03.09.2026
Wenn wertvolles Wissen in den Ruhestand geht
Wie Unternehmen Erfahrung bewahren und weitergeben.
Einige der wertvollsten Wissensbestände in Unternehmen stehen kurz vor dem Ruhestand.
Diese Sorge höre ich immer häufiger: In den kommenden Jahren werden viele sehr erfahrene Mitarbeitende aus dem Berufsleben ausscheiden. Mit ihnen könnte viel wertvolles Wissen einfach verloren gehen.
Das Problem: Ein großer Teil dieses Wissens wurde nie dokumentiert. Und wer seit 25 oder 30 Jahren Kundenprobleme löst, sollte wahrscheinlich nicht erst jetzt alles in einer Wissensdatenbank festhalten müssen.

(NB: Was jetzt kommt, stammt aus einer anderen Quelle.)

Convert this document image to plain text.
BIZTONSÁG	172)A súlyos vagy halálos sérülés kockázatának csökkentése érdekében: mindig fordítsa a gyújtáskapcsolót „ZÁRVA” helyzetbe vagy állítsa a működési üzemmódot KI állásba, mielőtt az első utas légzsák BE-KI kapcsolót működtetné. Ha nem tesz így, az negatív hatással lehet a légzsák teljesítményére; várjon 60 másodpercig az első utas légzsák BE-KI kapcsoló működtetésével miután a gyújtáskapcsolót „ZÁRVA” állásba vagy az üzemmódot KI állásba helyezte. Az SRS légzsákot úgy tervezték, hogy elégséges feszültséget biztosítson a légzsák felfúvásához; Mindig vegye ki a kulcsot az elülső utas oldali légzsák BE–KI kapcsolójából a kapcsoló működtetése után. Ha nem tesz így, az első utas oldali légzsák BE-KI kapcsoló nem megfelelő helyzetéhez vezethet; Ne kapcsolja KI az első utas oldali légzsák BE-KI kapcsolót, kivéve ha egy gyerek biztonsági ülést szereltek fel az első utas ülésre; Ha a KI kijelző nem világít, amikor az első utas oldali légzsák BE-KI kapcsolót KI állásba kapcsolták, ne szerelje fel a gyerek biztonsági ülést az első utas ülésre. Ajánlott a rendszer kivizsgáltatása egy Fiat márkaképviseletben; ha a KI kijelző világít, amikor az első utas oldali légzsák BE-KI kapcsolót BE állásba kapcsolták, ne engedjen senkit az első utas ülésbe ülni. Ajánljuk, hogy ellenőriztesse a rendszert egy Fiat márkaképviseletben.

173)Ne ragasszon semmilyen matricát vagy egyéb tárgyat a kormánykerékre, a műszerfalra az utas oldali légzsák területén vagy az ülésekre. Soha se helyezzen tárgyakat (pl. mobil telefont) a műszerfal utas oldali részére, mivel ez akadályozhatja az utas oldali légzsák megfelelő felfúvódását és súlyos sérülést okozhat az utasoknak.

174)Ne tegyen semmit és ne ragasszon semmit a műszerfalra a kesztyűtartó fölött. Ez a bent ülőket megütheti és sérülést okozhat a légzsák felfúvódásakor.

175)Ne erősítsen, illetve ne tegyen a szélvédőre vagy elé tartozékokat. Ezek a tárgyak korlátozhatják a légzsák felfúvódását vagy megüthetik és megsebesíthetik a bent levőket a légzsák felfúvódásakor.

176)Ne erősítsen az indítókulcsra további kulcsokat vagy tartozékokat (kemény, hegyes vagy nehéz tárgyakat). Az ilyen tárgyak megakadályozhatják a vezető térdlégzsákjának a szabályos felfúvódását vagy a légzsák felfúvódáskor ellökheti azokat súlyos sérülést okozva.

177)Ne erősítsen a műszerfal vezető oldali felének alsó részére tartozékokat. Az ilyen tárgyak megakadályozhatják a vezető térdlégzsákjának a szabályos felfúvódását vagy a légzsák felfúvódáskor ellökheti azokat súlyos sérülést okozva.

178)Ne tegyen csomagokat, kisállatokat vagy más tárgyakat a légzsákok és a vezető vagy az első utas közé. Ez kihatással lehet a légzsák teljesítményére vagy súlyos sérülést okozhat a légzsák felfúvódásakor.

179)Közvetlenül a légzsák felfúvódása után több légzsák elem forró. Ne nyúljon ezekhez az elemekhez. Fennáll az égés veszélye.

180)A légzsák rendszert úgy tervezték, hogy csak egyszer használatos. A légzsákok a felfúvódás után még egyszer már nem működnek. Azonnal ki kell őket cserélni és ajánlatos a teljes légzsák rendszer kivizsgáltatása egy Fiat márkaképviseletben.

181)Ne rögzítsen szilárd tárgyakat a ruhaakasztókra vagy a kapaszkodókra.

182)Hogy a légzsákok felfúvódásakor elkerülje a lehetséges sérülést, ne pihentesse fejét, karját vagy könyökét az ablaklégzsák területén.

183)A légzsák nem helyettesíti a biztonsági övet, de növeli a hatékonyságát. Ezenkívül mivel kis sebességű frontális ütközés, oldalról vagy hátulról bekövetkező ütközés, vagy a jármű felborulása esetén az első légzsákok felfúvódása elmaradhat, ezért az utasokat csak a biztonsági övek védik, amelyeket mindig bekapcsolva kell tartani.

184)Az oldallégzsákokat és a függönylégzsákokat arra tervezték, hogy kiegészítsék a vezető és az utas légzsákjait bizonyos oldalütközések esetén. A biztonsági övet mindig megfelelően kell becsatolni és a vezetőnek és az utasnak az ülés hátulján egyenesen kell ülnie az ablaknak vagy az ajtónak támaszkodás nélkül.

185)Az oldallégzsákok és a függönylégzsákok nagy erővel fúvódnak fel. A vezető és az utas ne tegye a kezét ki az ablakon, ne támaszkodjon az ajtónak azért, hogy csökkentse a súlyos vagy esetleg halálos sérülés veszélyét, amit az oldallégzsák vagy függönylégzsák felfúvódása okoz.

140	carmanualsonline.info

Der Kundenservice ist ein gutes Beispiel. Erfahrene Mitarbeitende kennen nicht nur die richtige Antwort. Sie wissen, welche Fragen sie stellen müssen, wie sie mit ungewöhnlichen Situationen umgehen, komplexe Sachverhalte verständlich erklären und schwierige Gespräche souverän führen.
Dieses Wissen zeigt sich jeden Tag in realen Kundeninteraktionen.
Mithilfe KI-basierter Text- und Sprachanalysen können Unternehmen diese Gespräche auswerten und daraus lernen:
Wie bearbeiten erfahrene Mitarbeitende schwierige Fälle?
Welche Informationen nutzen sie?
Wie führen sie durch das Gespräch?
Was machen die Besten anders?
Diese Erkenntnisse können anschließend in Trainings, Coaching und Wissensmanagement einfließen. So können andere Mitarbeitende auf diesen Erfahrungen aufbauen.
Das ist eine der sinnvollsten Möglichkeiten, KI im Kontext des demografischen Wandels einzusetzen.
Nicht, um erfahrene Mitarbeitende zu ersetzen.
Sondern um sicherzustellen, dass ihr Wissen nicht mit ihnen das Unternehmen verlässt.
In vielen Fällen sollte dieser Schritt sogar vor der Automatisierung stehen.
Zuerst verstehen, was die besten Mitarbeitenden bereits richtig machen. Dann entscheiden, was sich übertragen, standardisieren oder automatisieren lässt.
Entscheidend ist, damit zu beginnen, bevor dieses Wissen verloren geht.
Wie sichert Ihr Unternehmen wertvolles Know-how, bevor erfahrene Mitarbeitende in den Ruhestand gehen?